"Kosmonument", secondo parto discografico dei finnici
Oranssi Pazuzu, è stato rilasciato dalla Spinefarm ad ottobre dell'anno scorso e dunque ve ne parlo con grande ritardo.
Spero perdonerete l'intempestività (si può dire?) di questa recensione in virtù della particolarità della proposta in questione.
Il
demone arancione con il primo lavoro,
"Muukalainen Puhuu", aveva dato una scossa al mondo dell'estremo venendosene fuori con un suono a metà tra lo space rock ed il black metal più oltranzista, sperimentando, dunque, in un settore più o meno vergine nel panorama black europeo.
Il nuovo album prosegue sulla scia del predecessore, estremizzandone l'aspetto spaziale, e confermando, per tanto, la mia idea di essere di fronte (con le dovute proporzioni) ai
Voivod del black metal: la musica di questi folli, infatti, è caratterizzata da un approccio lisergico, spaziale, psichedelico al metallo nero secondo un'ottica che i celebri canadesi di cui sopra hanno applicato al thrash nei gloriosi anni '80.
Il risultato di questa particolare visione, che questa volta non può tuttavia contare sull'effetto sorpresa come accaduto per l'esordio, è comunque soddisfacente riuscendo ad essere allucinante ed estraniante come, credo, fosse l'obiettivo dei musicisti coinvolti.

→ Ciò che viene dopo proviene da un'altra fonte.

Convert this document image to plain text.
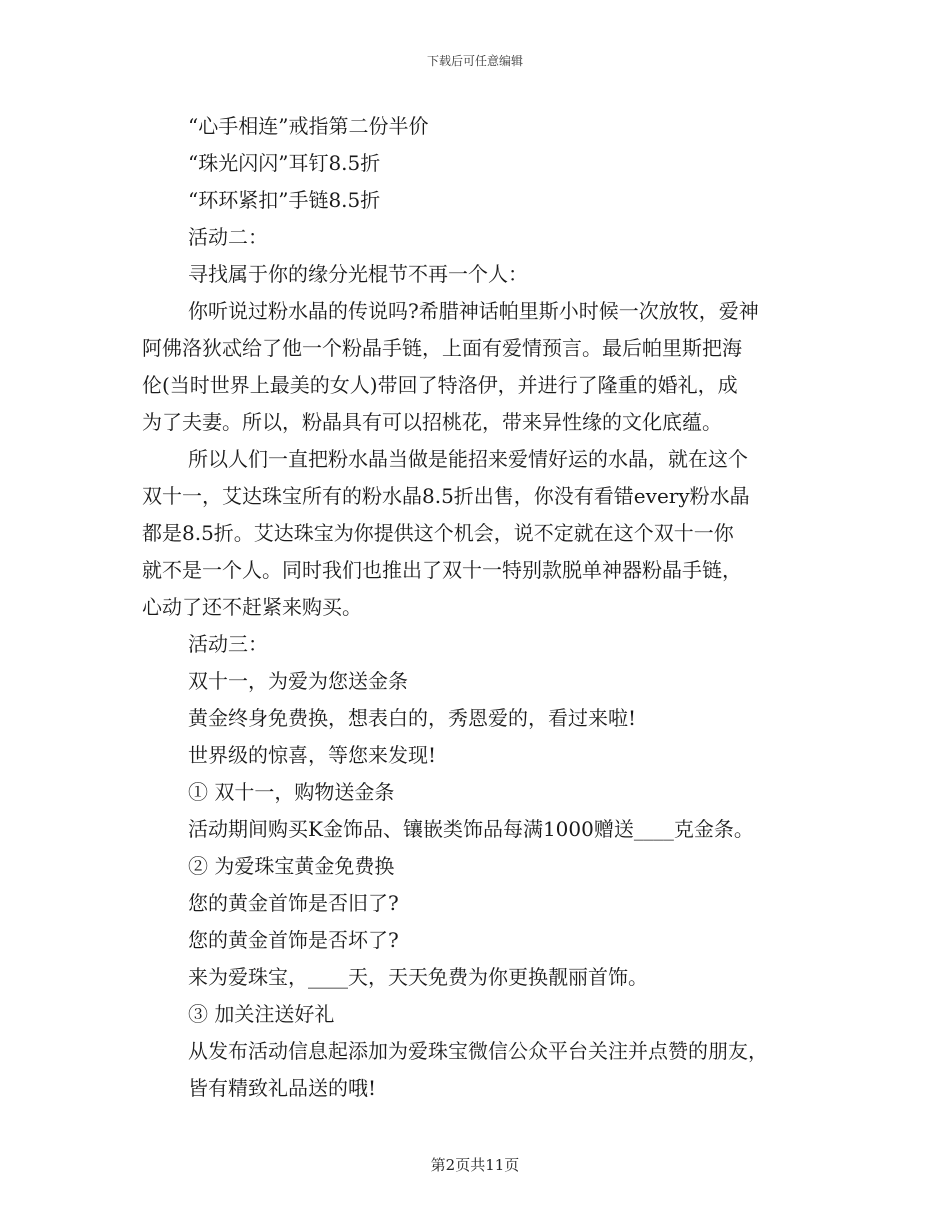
下载后可任意编辑
“心手相连”戒指第二份半价
“珠光闪闪”耳钉8.5折
“环环紧扣”手链8.5折
活动二：
寻找属于你的缘分光棍节不再一个人：
你听说过粉水晶的传说吗?希腊神话帕里斯小时候一次放牧，爱神
阿佛洛狄忒给了他一个粉晶手链，上面有爱情预言。最后帕里斯把海
伦(当时世界上最美的女人)带回了特洛伊，并进行了隆重的婚礼，成
为了夫妻。所以，粉晶具有可以招桃花，带来异性缘的文化底蕴。
所以人们一直把粉水晶当做是能招来爱情好运的水晶，就在这个
双十一，艾达珠宝所有的粉水晶8.5折出售，你没有看错every粉水晶
都是8.5折。艾达珠宝为你提供这个机会，说不定就在这个双十一你
就不是一个人。同时我们也推出了双十一特别款脱单神器粉晶手链，
心动了还不赶紧来购买。
活动三：
双十一，为爱为您送金条
黄金终身免费换，想表白的，秀恩爱的，看过来啦!
世界级的惊喜，等您来发现!
① 双十一，购物送金条
活动期间购买K金饰品、镶嵌类饰品每满1000赠送____克金条。
② 为爱珠宝黄金免费换
您的黄金首饰是否旧了?
您的黄金首饰是否坏了?
来为爱珠宝，____天，天天免费为你更换靓丽首饰。
③ 加关注送好礼
从发布活动信息起添加为爱珠宝微信公众平台关注并点赞的朋友，
皆有精致礼品送的哦!
第2页共11页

Tra lunghe fughe strumentali che ci accompagnano in un viaggio interstellare, tastiere al sapore di LSD, chitarre acide ed aspre come da migliore tradizione norvegese e vocals allucinanti,
"Kosmonument" affascina con le sue traiettorie oblique e destabilizzanti e si lascia ascoltare con viscido piacere, soprattutto se si è mentalmente predisposti a certi trip visionari, seppur non riesca ad essere migliore del disco che lo ha preceduto.
Ora, non vi sto certo dicendo che l'uso di sostanze stupefacenti agevolerebbe l'ascolto di una musica altrimenti abbastanza pesante, soprattutto perchè, si sa, le droghe fanno male, ma vi voglio portare a riflettere sul genere di intrecci sonori che andrete ad ascoltare ed in qualche modo a subire.
Prima di chiudere vi segnalo che nell'album non c'è un vero e proprio brano killer, ma esso va ascoltato nella sua interezza e complessità lasciando che le sue spire psichedeliche vi portino lontano.
Spero riusciate poi a fare ritorno.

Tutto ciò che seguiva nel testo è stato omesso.